Replies are listed 'Best First'.
Re^2: String contents
by perlyr (Novice) on Jun 29, 2012 at 08:56 UTC
    Sorry about my earlier posts. Here is the regex in a nice format:
    /^\s*(\w+),\s*(\w+ \w+)(.+?\s*LLP)/m;
    my question now is: why did I extract "New" instead of "New York"? Any suggestions?

      My suggestion is to post in one node the sample text, and the regular expression that is failing to match where you expect it to. Post them well formatted, using the tips found in Writeup Formatting Tips, and be sure that you're posting actual full copy and pastes of the text and code that fail.

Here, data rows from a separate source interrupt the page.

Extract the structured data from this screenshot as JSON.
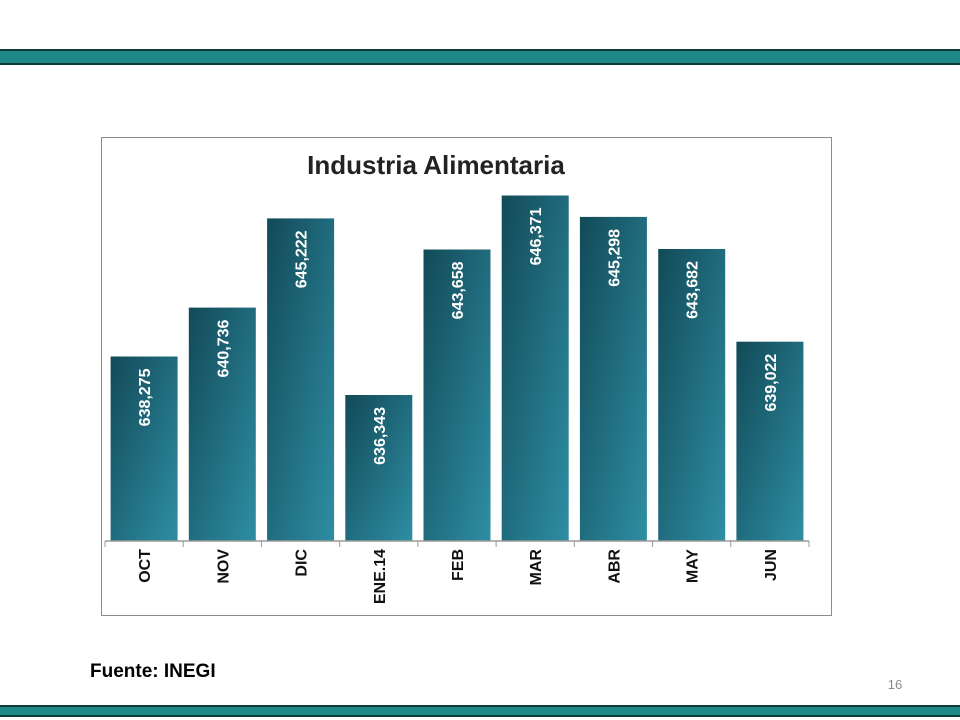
{
  "slide": {
    "source_text": "Fuente: INEGI",
    "page_number": "16",
    "band_color": "#1f8a85"
  },
  "chart_data": {
    "type": "bar",
    "title": "Industria Alimentaria",
    "categories": [
      "OCT",
      "NOV",
      "DIC",
      "ENE.14",
      "FEB",
      "MAR",
      "ABR",
      "MAY",
      "JUN"
    ],
    "values": [
      638275,
      640736,
      645222,
      636343,
      643658,
      646371,
      645298,
      643682,
      639022
    ],
    "value_labels": [
      "638,275",
      "640,736",
      "645,222",
      "636,343",
      "643,658",
      "646,371",
      "645,298",
      "643,682",
      "639,022"
    ],
    "ylim": [
      629000,
      647000
    ],
    "grid": false,
    "legend": "none",
    "bar_color_dark": "#124a58",
    "bar_color_light": "#2e8ea3"
  }
}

      When I test the text you provided, and the regexp you provided in the preceding node, I got the following results:

      Capture variables:

      • Digit Captures
        • $1 => Melville
        • $2 => New York
        • $3 =>                             /s/KPMG LLP
      • ${^PREMATCH}  => ended June 30, 2001 in conformity with accounting principles generally accepted
        in the United States of America. Also in our opinion, the related financial
        statement schedule, when considered in relation to the basic consolidated
        financial statements taken as a whole, presents fairly, in all material
        respects, the information set forth therein.
        
      • ${^MATCH}     => 
        Melville, New York                            /s/KPMG LLP
      • ${^POSTMATCH} => 
        September 26, 2001
        STR
      • $^N           =>                             /s/KPMG LLP
      • @- => (352,354,364,372)
      • @+ => (411,362,372,411)

      The text I used was exactly this:

      ended June 30, 2001 in conformity with accounting principles generally + accepted in the United States of America. Also in our opinion, the related fina +ncial statement schedule, when considered in relation to the basic consolida +ted financial statements taken as a whole, presents fairly, in all materia +l respects, the information set forth therein. Melville, New York /s/KPMG LLP September 26, 2001 STR

      And the regexp I used was exactly this:

      /^\s*(\w+),\s*(\w+ \w+)(.+?\s*LLP)/m

      Try it yourself with my regexp tester, here: Perl Regex Tester


      Dave

        Sorry, first time here. Still trying to find my way around. Yes, that code works now, but when I was trying to generalize it, I failed. Here is the new code:
        /^\s*(\w+|\w+ \w+|\w+ \w+ \w+),\s*(\w+|\w+ \w+|\w+ \w+ \w+)\s*(.+?\s*L +LP)/m
        I have to modify it, because sometimes, the state could be "District of Columbia" or "Virginia"